Average expectation is 631 fragments per round of the 2 seasonal rewards and the selection kit for old rewards.  This means a bit less than 2 seasons should, on average, get you a level of each of those from random rewards.

You should also get ~2700 progress per round on the pass.  Which means ~3 rounds to get 2000 fragments of the selection kit for old rewards from that using the current pass.

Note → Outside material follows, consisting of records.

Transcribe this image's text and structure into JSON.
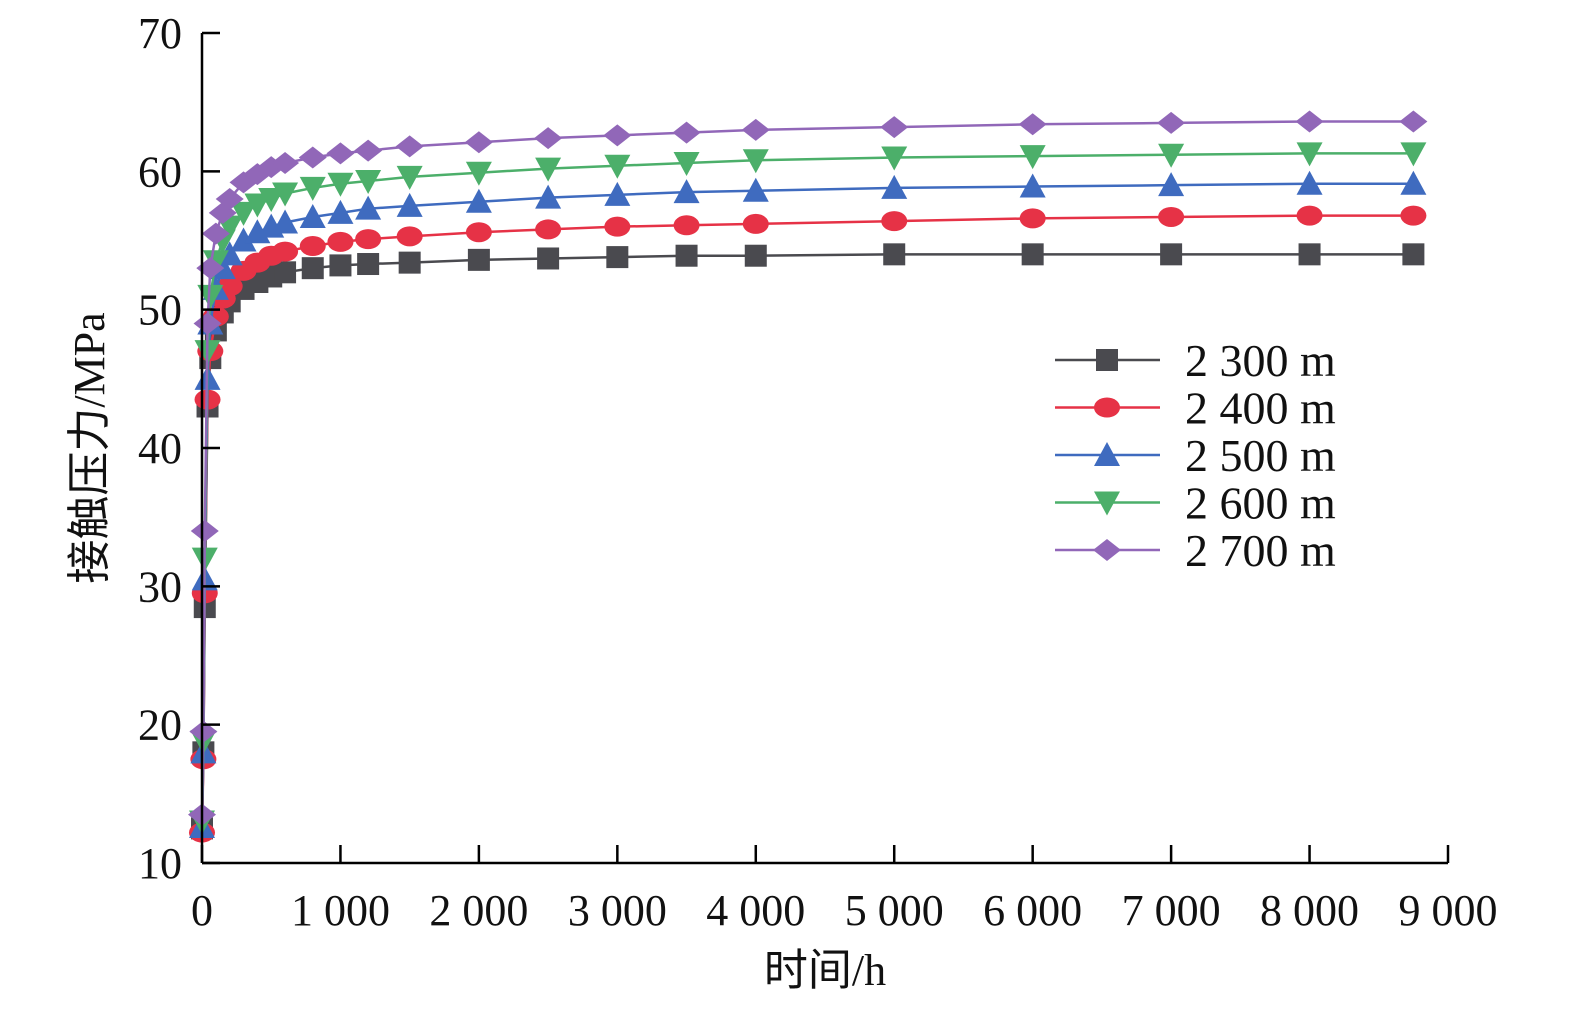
{
  "chart_data": {
    "type": "line",
    "title": "",
    "xlabel": "时间/h",
    "ylabel": "接触压力/MPa",
    "xlim": [
      0,
      9000
    ],
    "ylim": [
      10,
      70
    ],
    "xticks": [
      0,
      1000,
      2000,
      3000,
      4000,
      5000,
      6000,
      7000,
      8000,
      9000
    ],
    "xtick_labels": [
      "0",
      "1 000",
      "2 000",
      "3 000",
      "4 000",
      "5 000",
      "6 000",
      "7 000",
      "8 000",
      "9 000"
    ],
    "yticks": [
      10,
      20,
      30,
      40,
      50,
      60,
      70
    ],
    "ytick_labels": [
      "10",
      "20",
      "30",
      "40",
      "50",
      "60",
      "70"
    ],
    "grid": false,
    "legend_position": "right-middle",
    "x": [
      0,
      10,
      20,
      40,
      60,
      100,
      150,
      200,
      300,
      400,
      500,
      600,
      800,
      1000,
      1200,
      1500,
      2000,
      2500,
      3000,
      3500,
      4000,
      5000,
      6000,
      7000,
      8000,
      8750
    ],
    "series": [
      {
        "name": "2 300 m",
        "color": "#4a4a4f",
        "marker": "square",
        "values": [
          12.5,
          18,
          28.5,
          43,
          46.5,
          48.5,
          49.8,
          50.6,
          51.5,
          52.0,
          52.4,
          52.7,
          53.0,
          53.2,
          53.3,
          53.4,
          53.6,
          53.7,
          53.8,
          53.9,
          53.9,
          54.0,
          54.0,
          54.0,
          54.0,
          54.0
        ]
      },
      {
        "name": "2 400 m",
        "color": "#e63246",
        "marker": "circle",
        "values": [
          12.2,
          17.5,
          29.5,
          43.5,
          47,
          49.5,
          50.8,
          51.7,
          52.8,
          53.4,
          53.9,
          54.2,
          54.6,
          54.9,
          55.1,
          55.3,
          55.6,
          55.8,
          56.0,
          56.1,
          56.2,
          56.4,
          56.6,
          56.7,
          56.8,
          56.8
        ]
      },
      {
        "name": "2 500 m",
        "color": "#3f6bbf",
        "marker": "triangle-up",
        "values": [
          12.6,
          18,
          30.5,
          45,
          49,
          51.5,
          53,
          54,
          55,
          55.6,
          56,
          56.3,
          56.7,
          57.0,
          57.3,
          57.5,
          57.8,
          58.1,
          58.3,
          58.5,
          58.6,
          58.8,
          58.9,
          59.0,
          59.1,
          59.1
        ]
      },
      {
        "name": "2 600 m",
        "color": "#4caf6a",
        "marker": "triangle-down",
        "values": [
          13,
          18.8,
          32,
          47,
          51,
          53.5,
          55,
          56,
          57,
          57.6,
          58,
          58.4,
          58.8,
          59.1,
          59.3,
          59.6,
          59.9,
          60.2,
          60.4,
          60.6,
          60.8,
          61.0,
          61.1,
          61.2,
          61.3,
          61.3
        ]
      },
      {
        "name": "2 700 m",
        "color": "#9167b8",
        "marker": "diamond",
        "values": [
          13.5,
          19.5,
          34,
          49,
          53,
          55.5,
          57,
          58,
          59.2,
          59.8,
          60.3,
          60.6,
          61.0,
          61.3,
          61.5,
          61.8,
          62.1,
          62.4,
          62.6,
          62.8,
          63.0,
          63.2,
          63.4,
          63.5,
          63.6,
          63.6
        ]
      }
    ]
  }
}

To the extent that one of the old rewards is your goal, 3-4 rounds (=6-8 weeks) should get you 2 level 2s of whatever it is you were hoping for - one from pass and one from random rewards.

Further Optimisation

If you're looking to put in just a little additional effort, some small changes while keeping the core of the lazy approach are possible:

  • If you can get enough main city support to build one out of the gate, 1 Goat Farm replaces *all* of the supply producers in the above layout.  Or 1 Arch replaces *all* of the culture.  This would be a slightly different grid but can save you expansions or enable you to build more production so you can do more on later days.  You can come up with a bigger plan based around what you can afford from your main city support.
  • Fighting is cheaper when it works and if you can autobattle it's not that much additional effort.  Especially on day 1, fighting can be nearly "free" (no troops lost) with 8 ballista or 6 ballista and 2 archers.  If you have some boost to your QI troops from your main city it can last for more days.  This means additional coins and supplies saved for later days.  It is more clicking though compared to "check the max box and donate all".  If doing this you may wish to work to replace 1 of the culture with an arch so that you don't need to sell rooftile houses.  and upgrade 1-2 of the rooftile houses to better houses so you can have both archer and iron production available when the fighting days end as you'll have some extra coins and supplies to donate troops too.
  • If day 11+12 aren't too useful to your guild (which if you're in a solo guild = up to you), you can start day 1 after midnight eastern and have a full 24 hours for day 1 instead of 16 hours. And 8 hours for day 11 (no day 12).  The expected difference in the above strategy is ~17 fragments less and ~60 progress more for starting at midnight on the first day instead of 8 am.  It could have more of an advantage if you fight on early days.

You will need to adapt the timing and amounts of goods and troops produced to match your optimisations.